Rappelons que dans le système productif d’une économie, le temps humain est la ressource la plus rare qui existe, bien plus encore que les ressources physiques. Il n'est ni malléable, ni élastique, impossible à produire immédiatement et chaque individu en fait une utilisation totalement inéquitable.
Libérer le temps humain et le réallouer ailleurs dans le but de produire plus avec le moins d’effort possible reste donc la seule définition valide du progrès et de l'économie. L’économie, ce n’est pas seulement économiser la rareté naturelle, mais aussi notre temps et nos efforts. Toute l’histoire récente du progrès technique et technologique peut être vue de cette manière : il est nécessaire de détruire des emplois devenus obsolètes pour en recréer d’autres qui optimisent mieux le temps humain.
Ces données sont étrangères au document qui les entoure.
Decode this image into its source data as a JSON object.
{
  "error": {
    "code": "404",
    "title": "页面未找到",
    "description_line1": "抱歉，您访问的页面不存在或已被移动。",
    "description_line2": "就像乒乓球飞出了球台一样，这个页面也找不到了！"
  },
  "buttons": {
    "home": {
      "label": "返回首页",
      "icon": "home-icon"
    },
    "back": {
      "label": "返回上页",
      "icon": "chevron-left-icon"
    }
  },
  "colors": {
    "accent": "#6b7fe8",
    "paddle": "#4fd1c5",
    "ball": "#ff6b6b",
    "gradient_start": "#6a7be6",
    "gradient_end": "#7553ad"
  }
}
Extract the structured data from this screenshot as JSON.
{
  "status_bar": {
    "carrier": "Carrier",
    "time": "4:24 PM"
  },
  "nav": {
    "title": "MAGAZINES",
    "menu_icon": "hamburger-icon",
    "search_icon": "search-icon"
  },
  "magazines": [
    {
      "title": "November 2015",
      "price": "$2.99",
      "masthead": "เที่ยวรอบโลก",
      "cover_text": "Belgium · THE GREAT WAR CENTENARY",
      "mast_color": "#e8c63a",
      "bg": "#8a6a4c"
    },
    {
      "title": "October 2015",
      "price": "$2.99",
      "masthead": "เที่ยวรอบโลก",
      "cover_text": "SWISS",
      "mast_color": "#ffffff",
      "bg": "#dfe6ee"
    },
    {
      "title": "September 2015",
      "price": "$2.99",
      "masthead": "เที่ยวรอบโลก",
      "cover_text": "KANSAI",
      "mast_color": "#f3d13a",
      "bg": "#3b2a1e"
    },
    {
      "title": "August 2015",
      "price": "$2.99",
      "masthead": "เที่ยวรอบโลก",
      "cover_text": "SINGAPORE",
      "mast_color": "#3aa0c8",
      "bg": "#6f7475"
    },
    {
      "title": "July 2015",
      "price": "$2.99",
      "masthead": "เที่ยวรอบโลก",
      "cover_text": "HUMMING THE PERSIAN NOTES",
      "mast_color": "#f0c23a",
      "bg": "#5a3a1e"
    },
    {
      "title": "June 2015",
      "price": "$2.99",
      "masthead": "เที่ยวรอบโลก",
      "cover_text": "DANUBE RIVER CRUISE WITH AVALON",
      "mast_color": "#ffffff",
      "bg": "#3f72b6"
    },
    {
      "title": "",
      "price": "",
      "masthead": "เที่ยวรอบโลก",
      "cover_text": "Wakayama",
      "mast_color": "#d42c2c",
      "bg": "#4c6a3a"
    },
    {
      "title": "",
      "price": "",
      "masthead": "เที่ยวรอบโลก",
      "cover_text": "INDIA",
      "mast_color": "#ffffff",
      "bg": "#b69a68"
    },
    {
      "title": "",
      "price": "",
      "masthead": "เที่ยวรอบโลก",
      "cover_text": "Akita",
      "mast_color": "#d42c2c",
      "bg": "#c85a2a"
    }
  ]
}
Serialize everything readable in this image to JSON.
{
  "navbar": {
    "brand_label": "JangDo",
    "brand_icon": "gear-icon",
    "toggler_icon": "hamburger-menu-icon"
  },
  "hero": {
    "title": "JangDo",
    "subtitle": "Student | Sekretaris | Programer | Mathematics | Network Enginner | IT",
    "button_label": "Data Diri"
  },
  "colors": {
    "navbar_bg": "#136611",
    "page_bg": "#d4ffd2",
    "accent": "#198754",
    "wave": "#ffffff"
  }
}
C’était le cas des machines-outils du 19ème siècle, tout comme d’internet et maintenant de l’IA.
Temps consacré à la création de l’information et de la connaissance
"La production n'est pas un fait physique naturel et externe, mais un phénomène intellectuel et spirituel." J. Huerta de Soto, l'école autrichienne
Libérer le temps humain est essentiel pour le progrès et l’amélioration générale du niveau de vie. Pour les économistes autrichiens, l’économie est avant tout un phénomène intellectuel plutôt qu'un phénomène physique, un processus de découverte humaine plutôt qu’une fatalité matérielle. Le processus économique est avant une question de création, de découverte et d'utilisation de l'information et de la connaissance dans le marché.
Dans son livre, l'École autrichienne, Jesus Huerta de Soto reprend cette idée essentielle du rôle de la connaissance dans le développement du marché en prenant pour exemple l’utilisation du pétrole. Si les réserves pétrolières semblent limitées, rares et finies le progrès qu’elles permettent ne l’est pas. Pourquoi ? Tout simplement parce que le potentiel humain n'est pas limité par les ressources matérielles physiques "des réserves de pétrole" mais par la connaissance, l’ingéniosité et la découverte de nouvelles manières d’utiliser cette ressource : ainsi, "la découverte d’un carburateur qui parviendrait à doubler l’efficience des moteurs à explosion, ayant le même effet économique que la duplication du total de réserves physiques de pétrole."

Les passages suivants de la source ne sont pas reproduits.